Os números também não ajudam. A comparação com Xabi Alonso, a quem Arbeloa substituiu no banco, não é favorável. O atual treinador do Real Madrid comandou menos jogos (18, contra 28 de Alonso) e já igualou o número de derrotas do antecessor: cinco, diante de Albacete, Benfica, Osasuna, Getafe e Mallorca. Um dado que, no Real Madrid, tem peso.

Houve um falso amanhecer após o revés contra o Getafe (0-1): a eliminação do Manchester City na Liga dos Campeões e as vitórias sobre Celta, Elche e Atlético de Madrid mostraram uma equipe reconhecível, com cinco triunfos consecutivos e uma ideia clara. Mas bastaram alguns ajustes para que o mecanismo falhasse.

O bloco que funcionou — Valverde, Pitarch, Tchouaméni, Güler, Brahim e Vinicius — foi alterado em Mallorca: a suspensão de Valverde, o descanso de Vinicius e Pitarch, o retorno de Camavinga e a aposta no jovem Manuel Ángel mudaram o equilíbrio.

Mbappé, de volta após lesão no joelho, foi a única ameaça do Real Madrid no primeiro tempo, parado por Leo Román.
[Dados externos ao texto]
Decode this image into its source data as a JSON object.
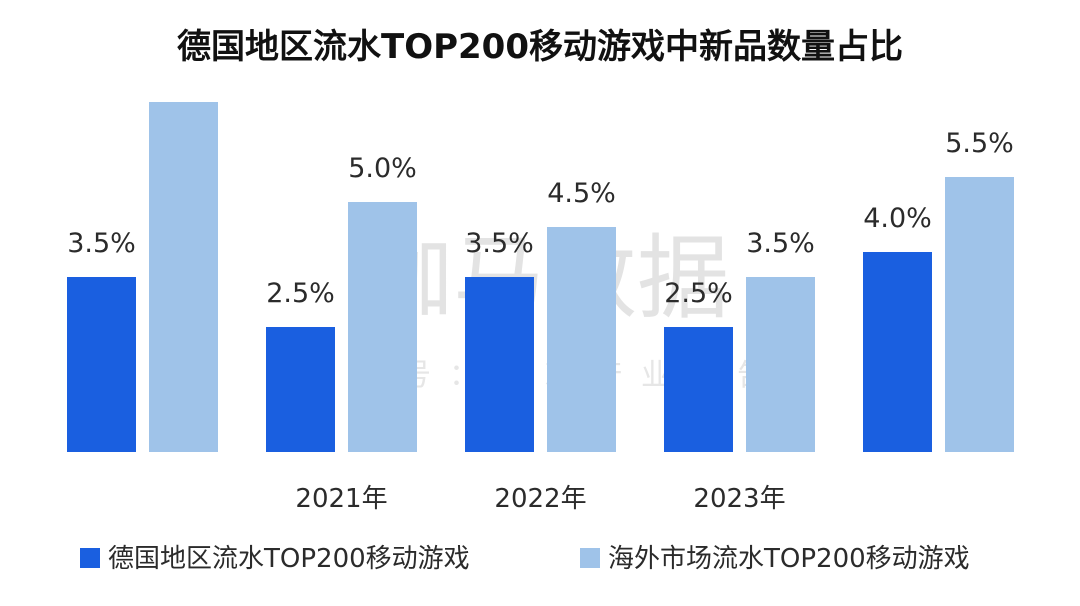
{
  "chart_data": {
    "type": "bar",
    "title": "德国地区流水TOP200移动游戏中新品数量占比",
    "categories": [
      "",
      "2021年",
      "2022年",
      "2023年",
      ""
    ],
    "series": [
      {
        "name": "德国地区流水TOP200移动游戏",
        "color": "#1a5fe0",
        "values": [
          3.5,
          2.5,
          3.5,
          2.5,
          4.0
        ],
        "labels": [
          "3.5%",
          "2.5%",
          "3.5%",
          "2.5%",
          "4.0%"
        ]
      },
      {
        "name": "海外市场流水TOP200移动游戏",
        "color": "#9fc3e9",
        "values": [
          7.0,
          5.0,
          4.5,
          3.5,
          5.5
        ],
        "labels": [
          "",
          "5.0%",
          "4.5%",
          "3.5%",
          "5.5%"
        ]
      }
    ],
    "ylim": [
      0,
      7.5
    ],
    "grid": false,
    "legend": "bottom"
  },
  "watermark": {
    "main": "伽马数据",
    "sub": "微信号：游戏产业报告"
  }
}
No gol do 1 a 0, Camavinga foi criticado pela falta de recomposição. O restante do time simplesmente não apareceu.

Nem as mudanças surtiram efeito. No segundo tempo, não houve reação, e o único ponto positivo foi o retorno de Militão, 24 jogos depois, marcando de cabeça e mostrando sua autoridade. Com o brasileiro em forma, a zaga tem dono, e Arbeloa terá de decidir quem perde a vaga: Rüdiger ou Rafael Obrador.

O tempo, entretanto, não para. Arbeloa tem apenas 48 horas para acertar novamente antes do Bayern. Nesse intervalo, está em jogo muito mais do que um resultado. Antes do jogo contra o Mallorca, Arbeloa falou sobre o seu futuro com uma serenidade que contrasta com o ruído ao redor:

"Não estou nem um pouco preocupado. Já disse muitas vezes: estarei aqui até o dia em que o clube quiser. Estou muito feliz e meu único objetivo é ajudar os jogadores a conquistar títulos. É isso que eu quero: que o Real Madrid continue vencendo títulos. Quero ajudar, fazer a minha parte. Mas o mais importante é que o Real Madrid vença. Quem quer que esteja nesta cadeira, ficarei feliz se o Real Madrid vencer. E esse é o meu único objetivo."

Aí está a questão, quase como uma velha lei não escrita do Bernabéu: o treinador sobrevive pelos resultados e se justifica na Europa. Arbeloa ainda tem essa porta aberta. Não é pouca coisa, mas também não lhe dá muita margem. No Real Madrid, no fim, tudo se resume a vencer e fazê-lo na hora certa. Próxima parada: Bayern de Munique.